Christophe Rocancourt attaque le film de Catherine Breillat en justice

Alice Coffin avec AFP

— 

Chritsophe Rocancourt
Chritsophe Rocancourt — Sipa

Christophe Rocancourt, l’idole d’«Enquêtes criminelles» et «50 minutes inside», le «goldenboy de l’arnaque», «l’escroc des stars», va porter plainte. L’objet de son courroux: le film Abus de faiblesse signé Catherine Breillat et présenté comme une œuvre de fiction par la réalisatrice.

Atteinte à la vie privée?

Abus de faiblesse fut d’abord un roman, le film retrace aujourd’hui la rencontre en 2007 de Catherine Breillat (Isabelle Huppert) et Christophe Rocancourt (Kool Shen). Rocancourt a alors déjà purgé cinq ans de prison aux Etats-Unis pour avoir escroqué le tout-Hollywood sous divers pseudonymes. La réalisatrice, victime d'un accident vasculaire cérébral deux ans plus tôt, lui propose un rôle dans un projet de film, Bad Love, qu'elle doit tourner avec Naomi Campbell. Elle lui confie également l'écriture d'un scénario intitulé La vie amoureuse de Christophe Rocancourt. A la signature de ce dernier contrat, elle lui remet 25.000 euros.

Suivent, en l'espace d'un an et demi, douze autres chèques pour un montant total de 703.000 euros. Catherine Breillat finit par l'accuser d'avoir profité de son état.

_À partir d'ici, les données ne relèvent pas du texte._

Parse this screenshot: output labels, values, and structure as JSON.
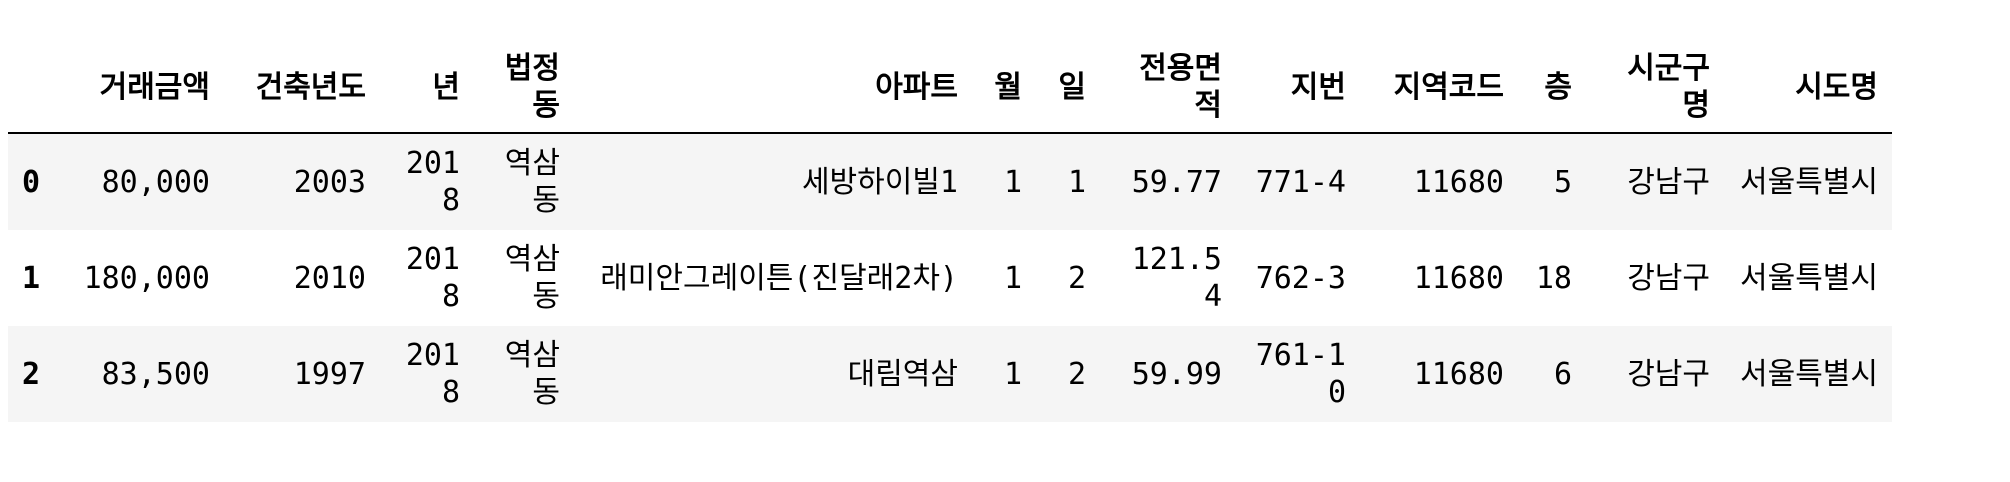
{
  "table": {
    "columns": [
      "",
      "거래금액",
      "건축년도",
      "년",
      "법정동",
      "아파트",
      "월",
      "일",
      "전용면적",
      "지번",
      "지역코드",
      "층",
      "시군구명",
      "시도명"
    ],
    "rows": [
      [
        "0",
        "80,000",
        "2003",
        "2018",
        "역삼동",
        "세방하이빌1",
        "1",
        "1",
        "59.77",
        "771-4",
        "11680",
        "5",
        "강남구",
        "서울특별시"
      ],
      [
        "1",
        "180,000",
        "2010",
        "2018",
        "역삼동",
        "래미안그레이튼(진달래2차)",
        "1",
        "2",
        "121.54",
        "762-3",
        "11680",
        "18",
        "강남구",
        "서울특별시"
      ],
      [
        "2",
        "83,500",
        "1997",
        "2018",
        "역삼동",
        "대림역삼",
        "1",
        "2",
        "59.99",
        "761-10",
        "11680",
        "6",
        "강남구",
        "서울특별시"
      ]
    ]
  }
}
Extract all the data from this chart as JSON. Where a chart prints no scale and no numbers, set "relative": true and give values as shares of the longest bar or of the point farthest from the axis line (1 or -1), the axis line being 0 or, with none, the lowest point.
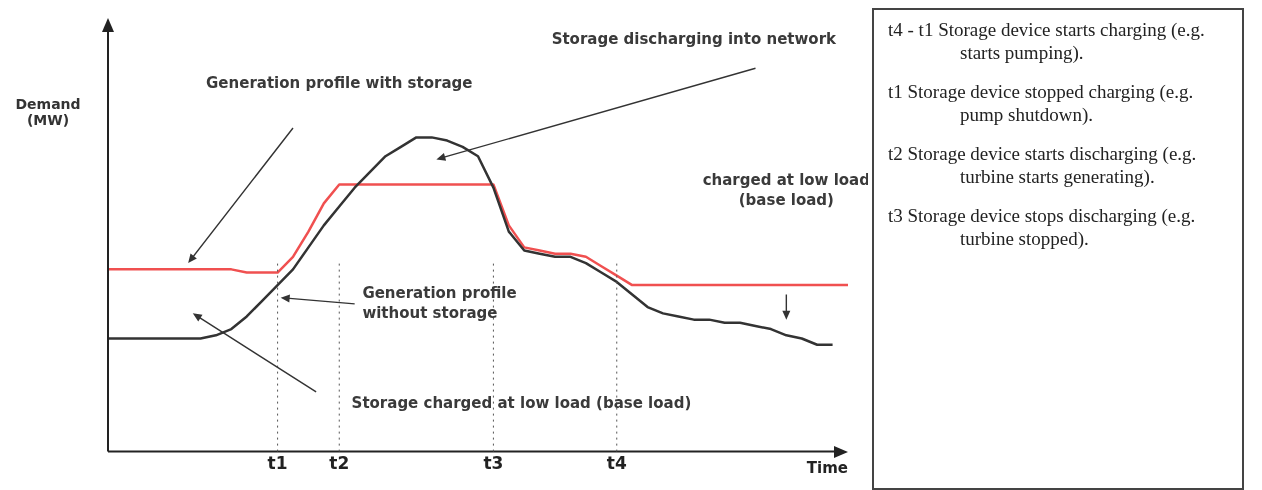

Christophe Rocancourt est condamné en février 2012 à 16 mois de prison dont huit ferme, ainsi qu'à 578.000 euros de dommages et intérêts pour abus de faiblesse au préjudice de la réalisatrice.

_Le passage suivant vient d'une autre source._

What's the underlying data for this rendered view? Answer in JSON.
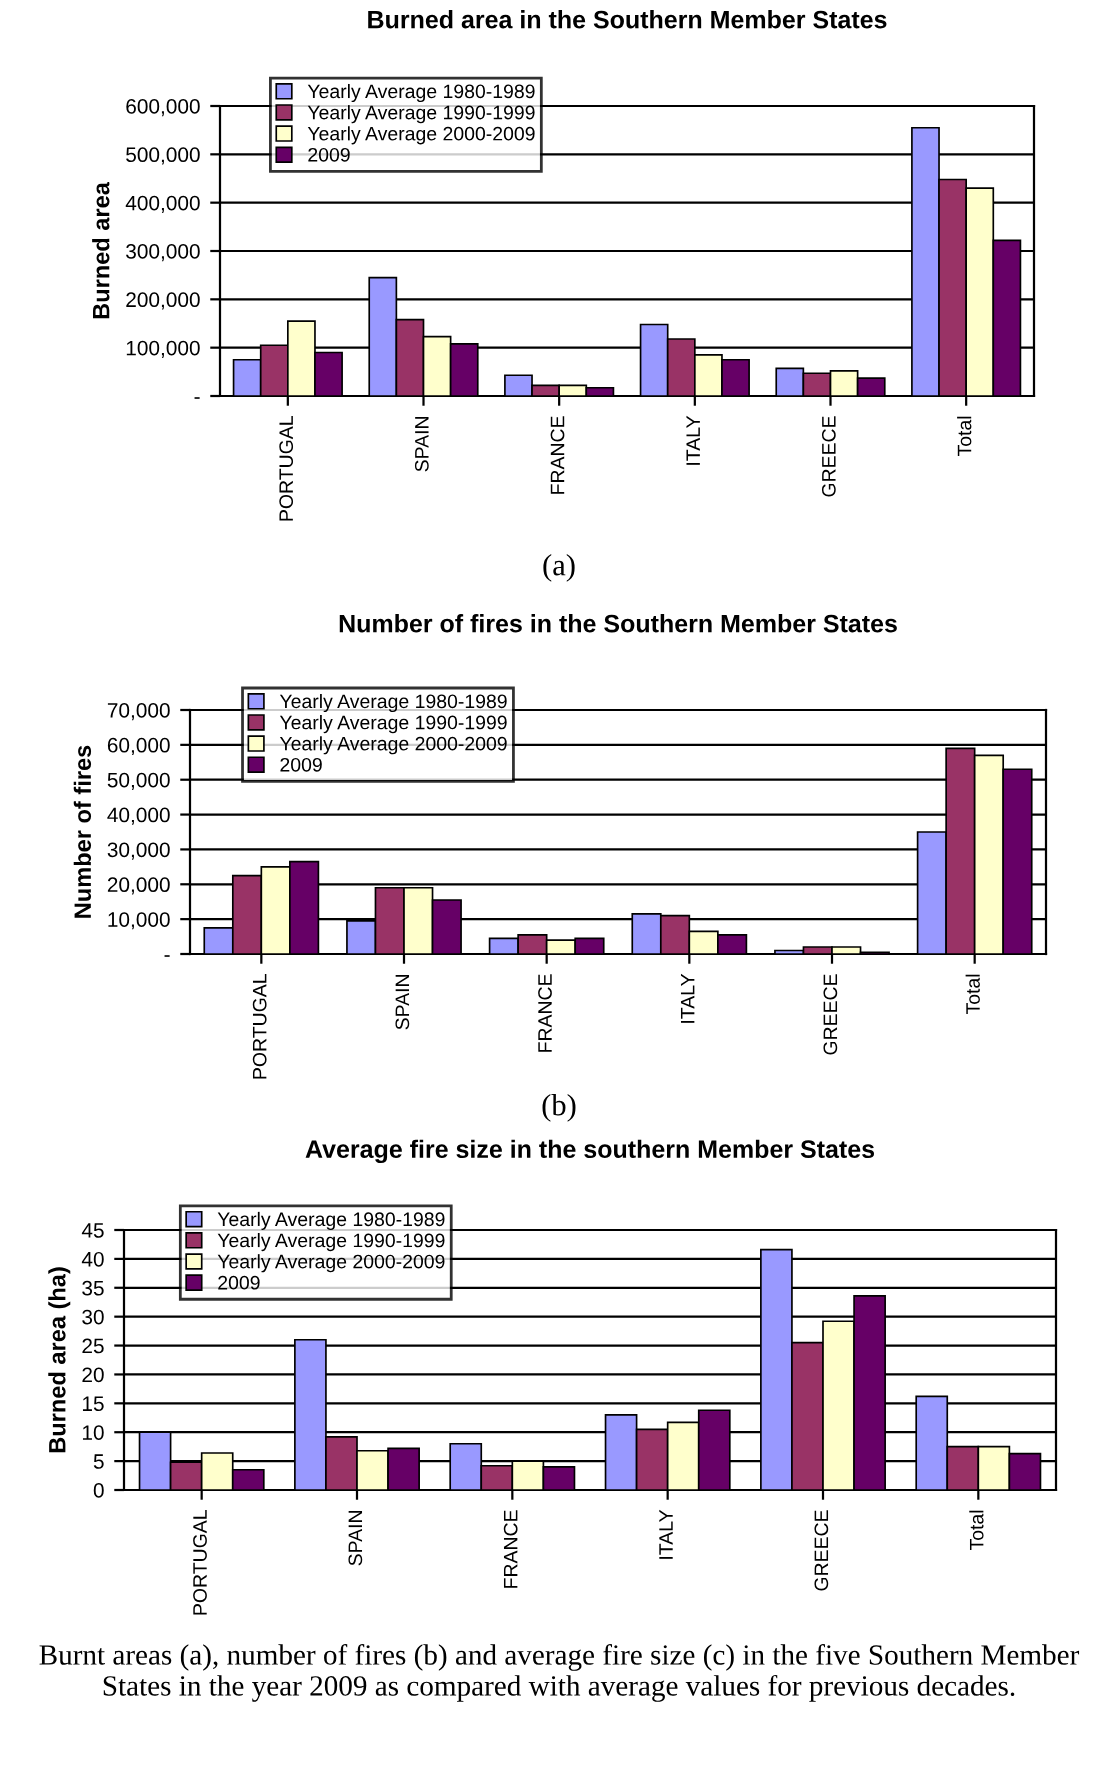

Aujourd’hui, la bataille judiciaire reprend. «Nous allons engager une action au fond contre ce film, a déclaré à l'AFP Me Marcel Ceccaldi. Christophe Rocancourt est un produit qui se vend, mais la question qui se pose est celle de la protection de l'image. C'est comme s'il était condamné à perpétuité à être le symbole de l'escroc. C'est une atteinte intolérable à ce qui constitue sa personne même.»